Die Nacht vom 30. April auf den 1. Mai ist nach altem Volksglauben
eine Nacht voller Magie: Die Walpurgisnacht. Die bekanntesten
Hexentanzplätze liegen der Legende nach im Harz. Bereits
Goethe beschrieb im Faust das Treiben auf dem Brocken.
Am Fuße dieses Berges liegt in Wernigerode eine der bekanntesten
Hochschulen für Tourismus. Die Tourismus-Studentinnen haben
versprochen, dieses Jahr einige Extra-Runden zu fliegen,
um die bösen Geister, die seit einiger Zeit auf dem Tourismus
liegen, zu vertreiben. Reicht dafür eine Nacht?
Kommentar Karl Born:
In der Tourismusbranche zu arbeiten, ist zur Zeit wahrlich kein
einfacher Job. Fast alle neuen Nachrichten haben den gleichen
Absender: Hiob ist sein Name. Getreu der Theorie von Murphy wenn
etwas schief geht, geht es von Anfang bis Ende schief steht
ab 1. Mai, mit der Ökosteuer auf Mallorca, das nächste
Problem an. Die Mallorquiner Tourismusbürokraten haben dann
jenen Zustand erreicht, von dem sie schon lange (theoretisch)

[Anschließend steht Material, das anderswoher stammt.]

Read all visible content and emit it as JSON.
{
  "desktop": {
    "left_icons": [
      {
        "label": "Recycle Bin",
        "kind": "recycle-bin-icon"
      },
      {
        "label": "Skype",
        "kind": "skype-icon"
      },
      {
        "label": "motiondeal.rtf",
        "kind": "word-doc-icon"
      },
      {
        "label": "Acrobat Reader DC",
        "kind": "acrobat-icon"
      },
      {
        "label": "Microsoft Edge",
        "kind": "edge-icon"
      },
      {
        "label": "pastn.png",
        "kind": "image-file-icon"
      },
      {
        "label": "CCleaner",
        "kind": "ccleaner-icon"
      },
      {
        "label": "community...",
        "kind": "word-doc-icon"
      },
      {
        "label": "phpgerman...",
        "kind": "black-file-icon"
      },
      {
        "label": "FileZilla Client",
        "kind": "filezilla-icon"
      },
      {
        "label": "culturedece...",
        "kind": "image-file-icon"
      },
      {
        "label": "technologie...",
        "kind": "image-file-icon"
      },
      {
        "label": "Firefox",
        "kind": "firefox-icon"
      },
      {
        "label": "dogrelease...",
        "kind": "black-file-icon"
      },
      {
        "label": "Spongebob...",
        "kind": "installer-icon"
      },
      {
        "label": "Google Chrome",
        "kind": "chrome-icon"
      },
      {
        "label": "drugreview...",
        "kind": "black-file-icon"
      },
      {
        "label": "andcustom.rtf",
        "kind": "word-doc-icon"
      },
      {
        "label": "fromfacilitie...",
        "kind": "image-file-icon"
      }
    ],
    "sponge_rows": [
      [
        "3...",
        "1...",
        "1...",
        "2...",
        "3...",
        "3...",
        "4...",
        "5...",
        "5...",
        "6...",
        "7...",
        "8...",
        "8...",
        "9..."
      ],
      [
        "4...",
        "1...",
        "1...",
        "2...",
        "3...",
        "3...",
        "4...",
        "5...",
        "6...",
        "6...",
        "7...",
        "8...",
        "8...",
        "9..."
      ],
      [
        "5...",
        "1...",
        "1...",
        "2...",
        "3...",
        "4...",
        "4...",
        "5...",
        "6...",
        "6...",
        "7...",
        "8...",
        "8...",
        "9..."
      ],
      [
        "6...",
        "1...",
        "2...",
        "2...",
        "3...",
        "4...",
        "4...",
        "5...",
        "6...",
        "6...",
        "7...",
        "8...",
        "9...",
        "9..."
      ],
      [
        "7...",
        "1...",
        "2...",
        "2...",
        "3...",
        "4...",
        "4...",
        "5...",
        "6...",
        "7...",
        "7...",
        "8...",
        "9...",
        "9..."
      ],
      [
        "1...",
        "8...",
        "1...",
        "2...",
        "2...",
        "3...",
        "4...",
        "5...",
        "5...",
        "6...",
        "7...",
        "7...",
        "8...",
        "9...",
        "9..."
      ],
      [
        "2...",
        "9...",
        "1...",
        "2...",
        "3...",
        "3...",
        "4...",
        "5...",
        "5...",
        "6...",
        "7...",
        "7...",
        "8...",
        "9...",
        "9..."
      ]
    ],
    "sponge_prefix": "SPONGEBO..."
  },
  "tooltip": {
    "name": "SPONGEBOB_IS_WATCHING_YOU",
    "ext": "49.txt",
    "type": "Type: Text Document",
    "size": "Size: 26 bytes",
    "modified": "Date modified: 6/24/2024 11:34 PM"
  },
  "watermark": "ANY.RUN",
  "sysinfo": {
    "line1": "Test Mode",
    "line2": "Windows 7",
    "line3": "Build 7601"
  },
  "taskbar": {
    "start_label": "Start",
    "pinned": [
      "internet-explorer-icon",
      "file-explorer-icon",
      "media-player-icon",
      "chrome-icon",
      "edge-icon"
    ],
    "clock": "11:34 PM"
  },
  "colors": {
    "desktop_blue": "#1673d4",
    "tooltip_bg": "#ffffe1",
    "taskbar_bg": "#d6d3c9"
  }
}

träumen: Weniger Gäste, die aber für die nichtgekommenen
Gäste mitzahlen. Ist da nicht eine Ähnlichkeit
vorhanden zur Aussage der Veranstalter zwar weniger Kunden,
aber Hauptsache wir halten die Marge hoch? Beides wird jedenfalls
nicht zur Belebung der Nachfrage beitragen.
Etwas einfacher haben es zur Zeit die Harzer Tourismusverantwortlichen,
denn im Harz ist dieser Tage richtig etwas los. In den Ortschaften
hängen Hexen-Puppen an den Häusern in Vorbereitung auf
das große Ereignis Walpurgisnacht. Überall wird der
Hexenbesen aus der Garage geholt und probegeflogen.
Das besondere dabei ist, dass vor dem Flug nicht das Flugzeug
betankt wird, sondern die Pilotin sich betankt, vorzugsweise mit
Schierker Feuerstein. Die Walpurgisnacht im Harz ist inzwischen
eine Mischung aus Weiberfastnacht und Rosenmontag (Entschuldigung
liebe Kölner für diesen Vergleich), zumindest für
Harzer-Verhältnisse. Auf jeden Fall hat sie sich zu einem
überregionalen touristischen Event entwickelt, der auch viele
Besucher von außerhalb anzieht. Manch fehlender
Mallorca-Kunde mag dieses Jahr dabei sein.
Die Tourismus-Studentinnen der Hochschule Harz in
Wernigerode, über die aktuelle Buchungslage der großen
Veranstalter genau im Bilde, haben sich dieses Jahr zugunsten
des internationalen Tourismus, besonderes vorgenommen. In der
Walpurgisnacht werden bekanntlich nicht nur die bösen Geister
des Winters vertrieben, diese Nacht gilt auch als Symbol des Wachstums
und soll sich gut für Zukunftsdeutungen eignen. Da die großen
Hexenmeister des Tourismus mit ihrem Abrakadabra offensichtlich
am Ende sind, wollen die Studentinnen in der Walpurgisnacht einige
Extra-Runden auf ihren High-Tec-Besen fliegen und
ihren künftigen Arbeitgebern mal zeigen, was demnächst
auf sie zukommt.
Der bisherige große Meister aus
Hannover soll sich daraufhin bereits nach einer neuen Stelle umgesehen
haben. Hauptsache: Recht Weit Entfernt.